Diversification Opportunities for Shandong Longquan and BeiGene
0.44 | Correlation Coefficient |
Very weak diversification
The 3 months correlation between Shandong and BeiGene is 0.44. Overlapping area represents the amount of risk that can be diversified away by holding Shandong Longquan Pipeline and BeiGene in the same portfolio, assuming nothing else is changed. The correlation between historical prices or returns on BeiGene and Shandong Longquan is a relative statistical measure of the degree to which these equity instruments tend to move together. The correlation coefficient measures the extent to which returns on Shandong Longquan Pipeline are associated (or correlated) with BeiGene. Values of the correlation coefficient range from -1 to +1, where.
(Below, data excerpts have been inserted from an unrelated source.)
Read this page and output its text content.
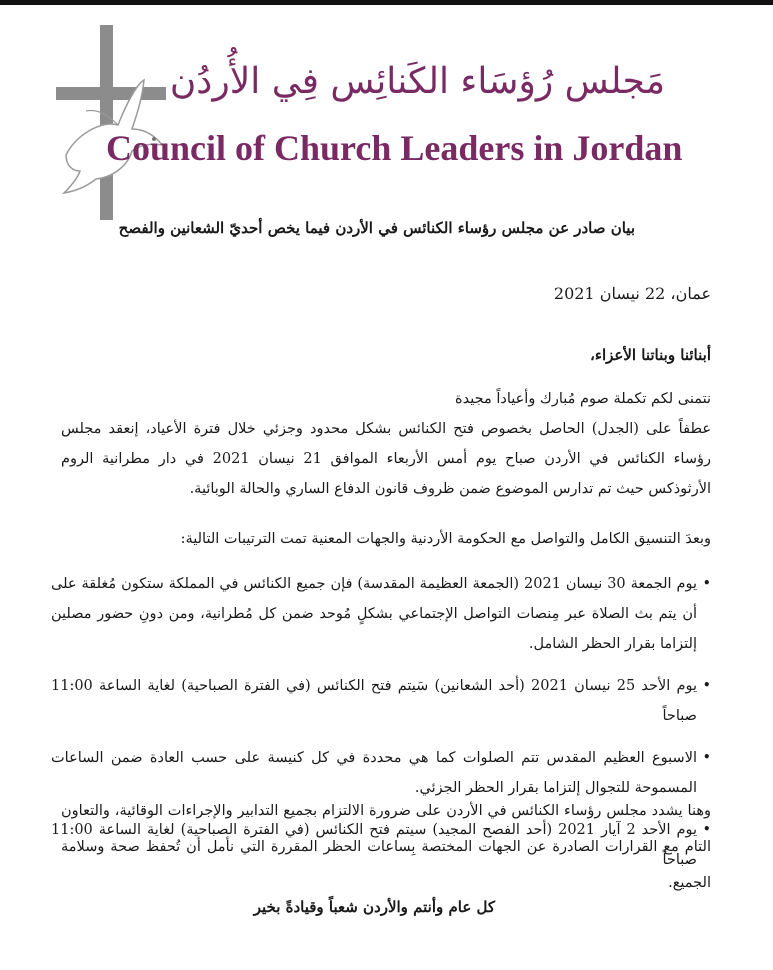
مَجلس رُؤسَاء الكَنائِس فِي الأُردُن
Council of Church Leaders in Jordan
بيان صادر عن مجلس رؤساء الكنائس في الأردن فيما يخص أحديّ الشعانين والفصح
عمان، 22 نيسان 2021
أبنائنا وبناتنا الأعزاء،
نتمنى لكم تكملة صوم مُبارك وأعياداً مجيدة
عطفاً على (الجدل) الحاصل بخصوص فتح الكنائس بشكل محدود وجزئي خلال فترة الأعياد، إنعقد مجلس رؤساء الكنائس في الأردن صباح يوم أمس الأربعاء الموافق 21 نيسان 2021 في دار مطرانية الروم الأرثوذكس حيث تم تدارس الموضوع ضمن ظروف قانون الدفاع الساري والحالة الوبائية.
وبعدَ التنسيق الكامل والتواصل مع الحكومة الأردنية والجهات المعنية تمت الترتيبات التالية:
• يوم الجمعة 30 نيسان 2021 (الجمعة العظيمة المقدسة) فإن جميع الكنائس في المملكة ستكون مُغلقة على أن يتم بث الصلاة عبر مِنصات التواصل الإجتماعي بشكلٍ مُوحد ضمن كل مُطرانية، ومن دونِ حضور مصلين إلتزاما بقرار الحظر الشامل.
• يوم الأحد 25 نيسان 2021 (أحد الشعانين) سَيتم فتح الكنائس (في الفترة الصباحية) لغاية الساعة 11:00 صباحاً
• الاسبوع العظيم المقدس تتم الصلوات كما هي محددة في كل كنيسة على حسب العادة ضمن الساعات المسموحة للتجوال إلتزاما بقرار الحظر الجزئي.
• يوم الأحد 2 آيار 2021 (أحد الفصح المجيد) سيتم فتح الكنائس (في الفترة الصباحية) لغاية الساعة 11:00 صباحاً
وهنا يشدد مجلس رؤساء الكنائس في الأردن على ضرورة الالتزام بجميع التدابير والإجراءات الوقائية، والتعاون التام مع القرارات الصادرة عن الجهات المختصة بِساعات الحظر المقررة التي نأمل أن تُحفظ صحة وسلامة الجميع.
كل عام وأنتم والأردن شعباً وقيادةً بخير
The correlation of zero (0) is possible when the price movement of BeiGene has no effect on the direction of Shandong Longquan i.e., Shandong Longquan and BeiGene go up and down completely randomly.
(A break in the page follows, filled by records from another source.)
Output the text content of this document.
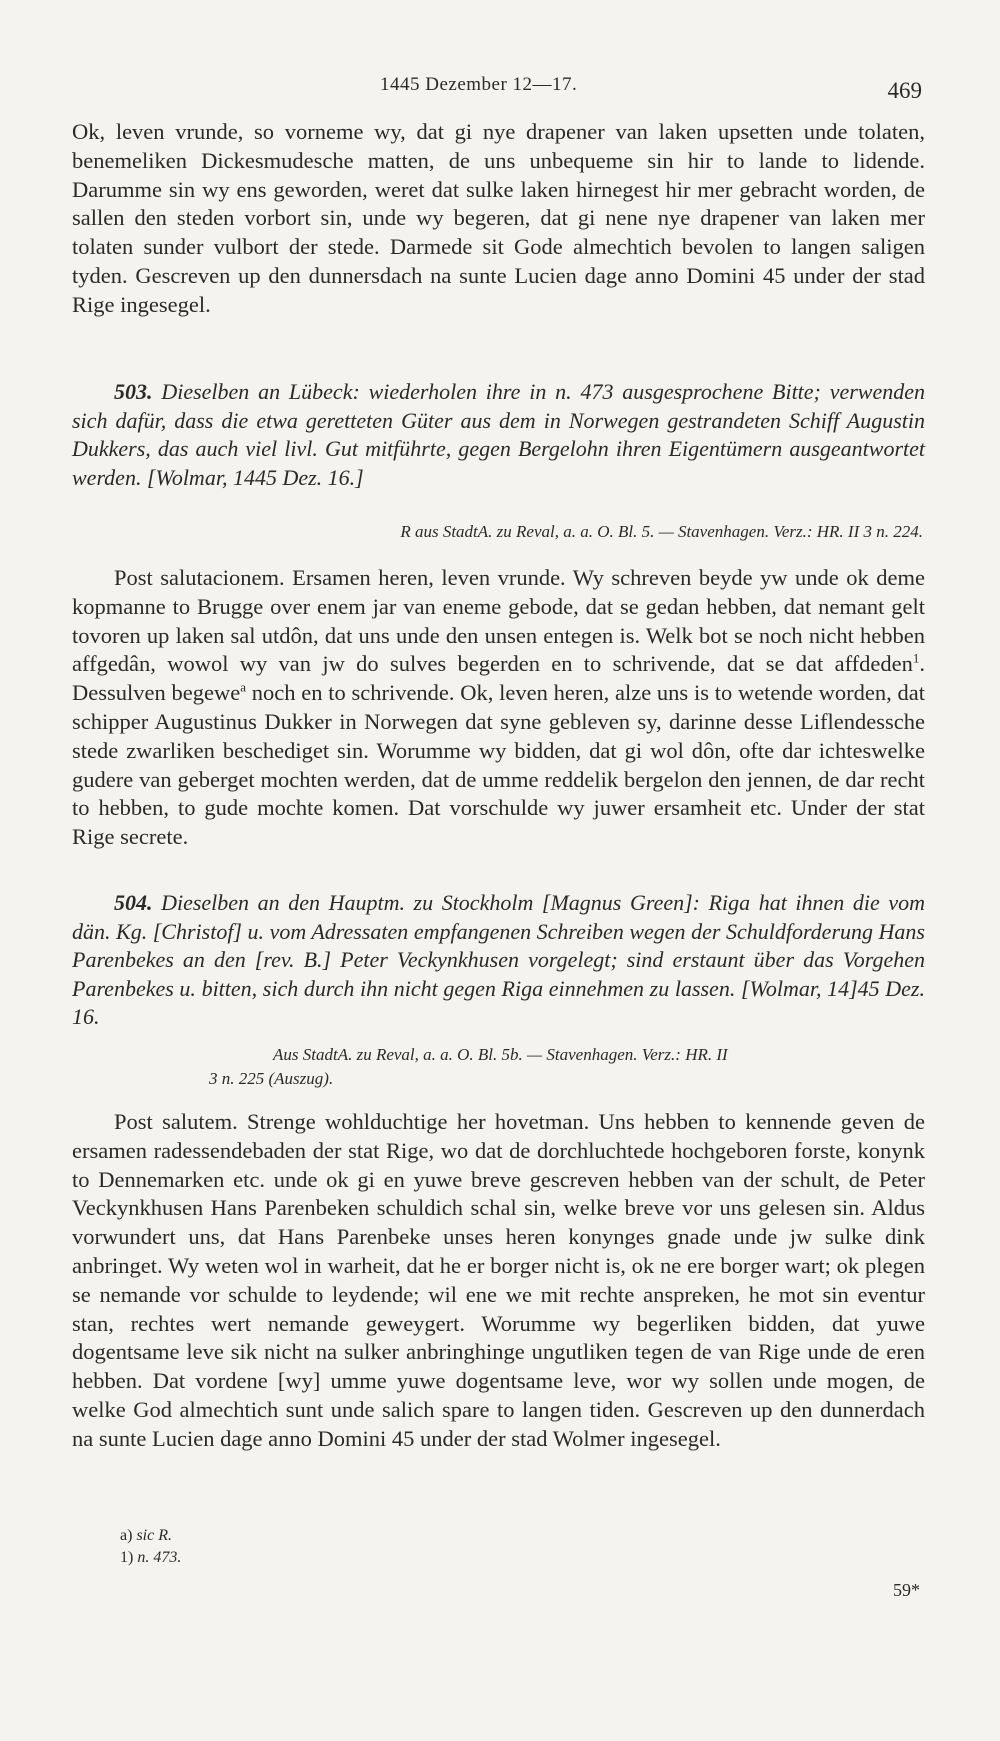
1445 Dezember 12—17.	469

Ok, leven vrunde, so vorneme wy, dat gi nye drapener van laken upsetten unde tolaten, benemeliken Dickesmudesche matten, de uns unbequeme sin hir to lande to lidende. Darumme sin wy ens geworden, weret dat sulke laken hirnegest hir mer gebracht worden, de sallen den steden vorbort sin, unde wy begeren, dat gi nene nye drapener van laken mer tolaten sunder vulbort der stede. Darmede sit Gode almechtich bevolen to langen saligen tyden. Gescreven up den dunnersdach na sunte Lucien dage anno Domini 45 under der stad Rige ingesegel.

503. Dieselben an Lübeck: wiederholen ihre in n. 473 ausgesprochene Bitte; verwenden sich dafür, dass die etwa geretteten Güter aus dem in Norwegen gestrandeten Schiff Augustin Dukkers, das auch viel livl. Gut mitführte, gegen Bergelohn ihren Eigentümern ausgeantwortet werden. [Wolmar, 1445 Dez. 16.]
R aus StadtA. zu Reval, a. a. O. Bl. 5. — Stavenhagen. Verz.: HR. II 3 n. 224.

Post salutacionem. Ersamen heren, leven vrunde. Wy schreven beyde yw unde ok deme kopmanne to Brugge over enem jar van eneme gebode, dat se gedan hebben, dat nemant gelt tovoren up laken sal utdôn, dat uns unde den unsen entegen is. Welk bot se noch nicht hebben affgedân, wowol wy van jw do sulves begerden en to schrivende, dat se dat affdeden$^1$. Dessulven begewe$^a$ noch en to schrivende. Ok, leven heren, alze uns is to wetende worden, dat schipper Augustinus Dukker in Norwegen dat syne gebleven sy, darinne desse Liflendessche stede zwarliken beschediget sin. Worumme wy bidden, dat gi wol dôn, ofte dar ichteswelke gudere van geberget mochten werden, dat de umme reddelik bergelon den jennen, de dar recht to hebben, to gude mochte komen. Dat vorschulde wy juwer ersamheit etc. Under der stat Rige secrete.

504. Dieselben an den Hauptm. zu Stockholm [Magnus Green]: Riga hat ihnen die vom dän. Kg. [Christof] u. vom Adressaten empfangenen Schreiben wegen der Schuldforderung Hans Parenbekes an den [rev. B.] Peter Veckynkhusen vorgelegt; sind erstaunt über das Vorgehen Parenbekes u. bitten, sich durch ihn nicht gegen Riga einnehmen zu lassen. [Wolmar, 14]45 Dez. 16.
Aus StadtA. zu Reval, a. a. O. Bl. 5b. — Stavenhagen. Verz.: HR. II
3 n. 225 (Auszug).

Post salutem. Strenge wohlduchtige her hovetman. Uns hebben to kennende geven de ersamen radessendebaden der stat Rige, wo dat de dorchluchtede hochgeboren forste, konynk to Dennemarken etc. unde ok gi en yuwe breve gescreven hebben van der schult, de Peter Veckynkhusen Hans Parenbeken schuldich schal sin, welke breve vor uns gelesen sin. Aldus vorwundert uns, dat Hans Parenbeke unses heren konynges gnade unde jw sulke dink anbringet. Wy weten wol in warheit, dat he er borger nicht is, ok ne ere borger wart; ok plegen se nemande vor schulde to leydende; wil ene we mit rechte anspreken, he mot sin eventur stan, rechtes wert nemande geweygert. Worumme wy begerliken bidden, dat yuwe dogentsame leve sik nicht na sulker anbringhinge ungutliken tegen de van Rige unde de eren hebben. Dat vordene [wy] umme yuwe dogentsame leve, wor wy sollen unde mogen, de welke God almechtich sunt unde salich spare to langen tiden. Gescreven up den dunnerdach na sunte Lucien dage anno Domini 45 under der stad Wolmer ingesegel.

a) sic R.

1) n. 473.

59*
Pair Corralation between Shandong Longquan and BeiGene
Assuming the 90 days trading horizon Shandong Longquan is expected to generate 1.2 times less return on investment than BeiGene. In addition to that, Shandong Longquan is 1.0 times more volatile than BeiGene. It trades about 0.02 of its total potential returns per unit of risk. BeiGene is currently generating about 0.03 per unit of volatility. If you would invest 13,631 in BeiGene on September 22, 2024 and sell it today you would earn a total of 2,491 from holding BeiGene or generate 18.27% return on investment over 90 days.
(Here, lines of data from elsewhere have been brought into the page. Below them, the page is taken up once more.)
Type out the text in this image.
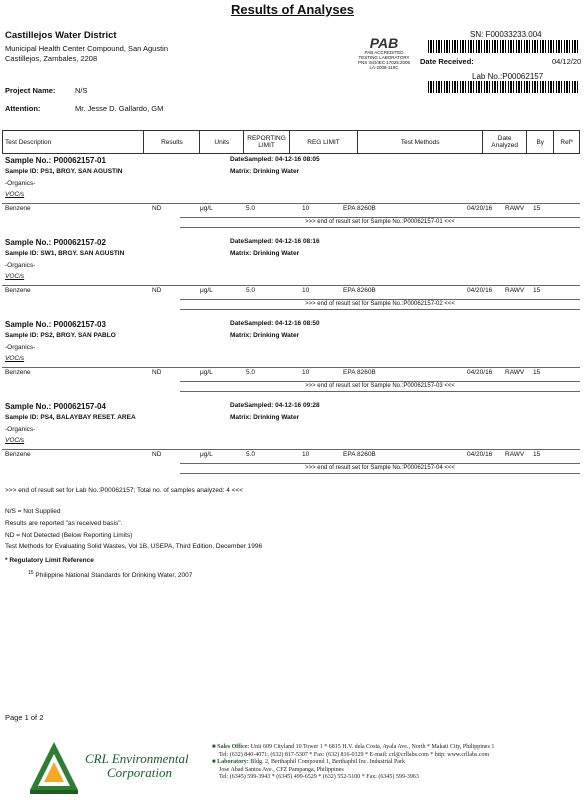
Results of Analyses
Castillejos Water District
Municipal Health Center Compound, San Agustin
Castillejos, Zambales, 2208
PAB
PAB ACCREDITED
TESTING LABORATORY
PNS ISO/IEC 17025:2005
LA-2008-119C
SN: F00033233.004
Date Received:	04/12/20
Lab No.:P00062157
Project Name:	N/S
Attention:	Mr. Jesse D. Gallardo, GM
Test Description	Results	Units	REPORTING LIMIT	REG LIMIT	Test Methods	Date Analyzed	By	Ref*
Sample No.: P00062157-01
Sample ID: PS1, BRGY. SAN AGUSTIN
-Organics-
VOC/s
DateSampled: 04-12-16 08:05
Matrix: Drinking Water
Benzene	ND	μg/L	5.0	10	EPA 8260B	04/20/16 RAWV 15
>>> end of result set for Sample No.:P00062157-01 <<<
Sample No.: P00062157-02
Sample ID: SW1, BRGY. SAN AGUSTIN
-Organics-
VOC/s
DateSampled: 04-12-16 08:16
Matrix: Drinking Water
Benzene	ND	μg/L	5.0	10	EPA 8260B	04/20/16 RAWV 15
>>> end of result set for Sample No.:P00062157-02 <<<
Sample No.: P00062157-03
Sample ID: PS2, BRGY. SAN PABLO
-Organics-
VOC/s
DateSampled: 04-12-16 08:50
Matrix: Drinking Water
Benzene	ND	μg/L	5.0	10	EPA 8260B	04/20/16 RAWV 15
>>> end of result set for Sample No.:P00062157-03 <<<
Sample No.: P00062157-04
Sample ID: PS4, BALAYBAY RESET. AREA
-Organics-
VOC/s
DateSampled: 04-12-16 09:28
Matrix: Drinking Water
Benzene	ND	μg/L	5.0	10	EPA 8260B	04/20/16 RAWV 15
>>> end of result set for Sample No.:P00062157-04 <<<
>>> end of result set for Lab No.:P00062157; Total no. of samples analyzed: 4 <<<
N/S = Not Supplied
Results are reported "as received basis".
ND = Not Detected (Below Reporting Limits)
Test Methods for Evaluating Solid Wastes, Vol 1B, USEPA, Third Edition, December 1996
* Regulatory Limit Reference
$^{15}$ Philippine National Standards for Drinking Water, 2007
Page 1 of 2
CRL Environmental
Corporation
■ Sales Office: Unit 609 Cityland 10 Tower 1 * 6815 H.V. dela Costa, Ayala Ave., North * Makati City, Philippines 1
Tel: (632) 840-4071; (632) 817-5307 * Fax: (632) 816-0329 * E-mail: crl@crllabs.com * http: www.crllabs.com
■ Laboratory: Bldg. 2, Berthaphil Compound 1, Berthaphil Inc. Industrial Park
Jose Abad Santos Ave., CFZ Pampanga, Philippines
Tel: (6345) 599-3943 * (6345) 499-6529 * (632) 552-5100 * Fax: (6345) 599-3963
Time Period | 3 Months [change] |
Direction | Moves Together |
Strength | Weak |
Accuracy | 100.0% |
Values | Daily Returns |
Shandong Longquan Pipeline vs. BeiGene
Performance |
Timeline |
Shandong Longquan |
BeiGene |
Shandong Longquan and BeiGene Volatility Contrast
Predicted Return Density |
Returns |
Pair Trading with Shandong Longquan and BeiGene
The main advantage of trading using opposite Shandong Longquan and BeiGene positions is that it hedges away some unsystematic risk. Because of two separate transactions, even if Shandong Longquan position performs unexpectedly, BeiGene can make up some of the losses. Pair trading also minimizes risk from directional movements in the market. For example, if an entire industry or sector drops because of unexpected headlines, the short position in BeiGene will offset losses from the drop in BeiGene's long position.Shandong Longquan vs. Zijin Mining Group | Shandong Longquan vs. Wanhua Chemical Group | Shandong Longquan vs. Baoshan Iron Steel | Shandong Longquan vs. Shandong Gold Mining |
BeiGene vs. Songz Automobile Air | BeiGene vs. Shandong Longquan Pipeline | BeiGene vs. Duzhe Publishing Media | BeiGene vs. XinJiang GuoTong Pipeline |
Check out your portfolio center.Note that this page's information should be used as a complementary analysis to find the right mix of equity instruments to add to your existing portfolios or create a brand new portfolio. You can also try the Stocks Directory module to find actively traded stocks across global markets.